We are not there yet
As much as we claim to live in a civilised society where we should not segregate people based on their medical condition, the truth of the matter is that there is still a considerable level of discrimination to persons suffering from some diseases, with HIV/Aids patient particularly sidelined.
Even more disturbing is the apparent lack of awareness among the young people of this country on how to live with their status as HIV infected persons. The society, in particular, has not made it easy for this group of people to feel as though they are part of it. You have probably heard of cases where a young person had quite a number of friends and lost them all or remained with either one or two as soon as he/she revealed his/her HIV status.

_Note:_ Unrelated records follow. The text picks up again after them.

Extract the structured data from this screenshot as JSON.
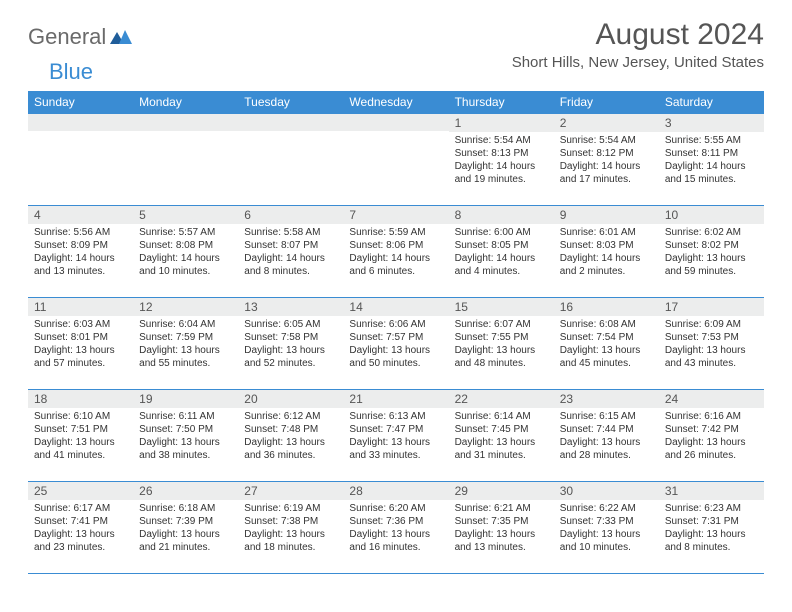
{
  "logo": {
    "word1": "General",
    "word2": "Blue"
  },
  "title": "August 2024",
  "location": "Short Hills, New Jersey, United States",
  "colors": {
    "accent": "#3a8cd3",
    "headerText": "#ffffff",
    "dayBg": "#eceded"
  },
  "dayHeaders": [
    "Sunday",
    "Monday",
    "Tuesday",
    "Wednesday",
    "Thursday",
    "Friday",
    "Saturday"
  ],
  "weeks": [
    [
      null,
      null,
      null,
      null,
      {
        "n": "1",
        "sunrise": "5:54 AM",
        "sunset": "8:13 PM",
        "daylight": "14 hours and 19 minutes."
      },
      {
        "n": "2",
        "sunrise": "5:54 AM",
        "sunset": "8:12 PM",
        "daylight": "14 hours and 17 minutes."
      },
      {
        "n": "3",
        "sunrise": "5:55 AM",
        "sunset": "8:11 PM",
        "daylight": "14 hours and 15 minutes."
      }
    ],
    [
      {
        "n": "4",
        "sunrise": "5:56 AM",
        "sunset": "8:09 PM",
        "daylight": "14 hours and 13 minutes."
      },
      {
        "n": "5",
        "sunrise": "5:57 AM",
        "sunset": "8:08 PM",
        "daylight": "14 hours and 10 minutes."
      },
      {
        "n": "6",
        "sunrise": "5:58 AM",
        "sunset": "8:07 PM",
        "daylight": "14 hours and 8 minutes."
      },
      {
        "n": "7",
        "sunrise": "5:59 AM",
        "sunset": "8:06 PM",
        "daylight": "14 hours and 6 minutes."
      },
      {
        "n": "8",
        "sunrise": "6:00 AM",
        "sunset": "8:05 PM",
        "daylight": "14 hours and 4 minutes."
      },
      {
        "n": "9",
        "sunrise": "6:01 AM",
        "sunset": "8:03 PM",
        "daylight": "14 hours and 2 minutes."
      },
      {
        "n": "10",
        "sunrise": "6:02 AM",
        "sunset": "8:02 PM",
        "daylight": "13 hours and 59 minutes."
      }
    ],
    [
      {
        "n": "11",
        "sunrise": "6:03 AM",
        "sunset": "8:01 PM",
        "daylight": "13 hours and 57 minutes."
      },
      {
        "n": "12",
        "sunrise": "6:04 AM",
        "sunset": "7:59 PM",
        "daylight": "13 hours and 55 minutes."
      },
      {
        "n": "13",
        "sunrise": "6:05 AM",
        "sunset": "7:58 PM",
        "daylight": "13 hours and 52 minutes."
      },
      {
        "n": "14",
        "sunrise": "6:06 AM",
        "sunset": "7:57 PM",
        "daylight": "13 hours and 50 minutes."
      },
      {
        "n": "15",
        "sunrise": "6:07 AM",
        "sunset": "7:55 PM",
        "daylight": "13 hours and 48 minutes."
      },
      {
        "n": "16",
        "sunrise": "6:08 AM",
        "sunset": "7:54 PM",
        "daylight": "13 hours and 45 minutes."
      },
      {
        "n": "17",
        "sunrise": "6:09 AM",
        "sunset": "7:53 PM",
        "daylight": "13 hours and 43 minutes."
      }
    ],
    [
      {
        "n": "18",
        "sunrise": "6:10 AM",
        "sunset": "7:51 PM",
        "daylight": "13 hours and 41 minutes."
      },
      {
        "n": "19",
        "sunrise": "6:11 AM",
        "sunset": "7:50 PM",
        "daylight": "13 hours and 38 minutes."
      },
      {
        "n": "20",
        "sunrise": "6:12 AM",
        "sunset": "7:48 PM",
        "daylight": "13 hours and 36 minutes."
      },
      {
        "n": "21",
        "sunrise": "6:13 AM",
        "sunset": "7:47 PM",
        "daylight": "13 hours and 33 minutes."
      },
      {
        "n": "22",
        "sunrise": "6:14 AM",
        "sunset": "7:45 PM",
        "daylight": "13 hours and 31 minutes."
      },
      {
        "n": "23",
        "sunrise": "6:15 AM",
        "sunset": "7:44 PM",
        "daylight": "13 hours and 28 minutes."
      },
      {
        "n": "24",
        "sunrise": "6:16 AM",
        "sunset": "7:42 PM",
        "daylight": "13 hours and 26 minutes."
      }
    ],
    [
      {
        "n": "25",
        "sunrise": "6:17 AM",
        "sunset": "7:41 PM",
        "daylight": "13 hours and 23 minutes."
      },
      {
        "n": "26",
        "sunrise": "6:18 AM",
        "sunset": "7:39 PM",
        "daylight": "13 hours and 21 minutes."
      },
      {
        "n": "27",
        "sunrise": "6:19 AM",
        "sunset": "7:38 PM",
        "daylight": "13 hours and 18 minutes."
      },
      {
        "n": "28",
        "sunrise": "6:20 AM",
        "sunset": "7:36 PM",
        "daylight": "13 hours and 16 minutes."
      },
      {
        "n": "29",
        "sunrise": "6:21 AM",
        "sunset": "7:35 PM",
        "daylight": "13 hours and 13 minutes."
      },
      {
        "n": "30",
        "sunrise": "6:22 AM",
        "sunset": "7:33 PM",
        "daylight": "13 hours and 10 minutes."
      },
      {
        "n": "31",
        "sunrise": "6:23 AM",
        "sunset": "7:31 PM",
        "daylight": "13 hours and 8 minutes."
      }
    ]
  ],
  "labels": {
    "sunrise": "Sunrise: ",
    "sunset": "Sunset: ",
    "daylight": "Daylight: "
  }
}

There is no questioning the fact that our young people are informed and have got all the education they need to know about HIV/Aids. However, for some unknown reason, quite a number of them still discriminate against their peers who have that medical condition. This is a typical case of being educated and not being learned. Furthermore, we advise you to always be aware of the importance of the symptoms of HIV.
Our future is at stake
These people are the future of this country and it is about time they learnt some virtues in the society such as being able to empathise with a sick person and being there for them instead of leaving them at their hour of need.
On the other hand, the young people of this great nation who have realised that they are HIV positive tend to isolate themselves for the very fear of discrimination. In isolated cases, some of them embark on the risky path of spreading the virus to unsuspecting friends.
All of these are brought about by a lack of an open forum where the youth can freely discuss their challenges in life and view HIV like just any other challenge they may encounter.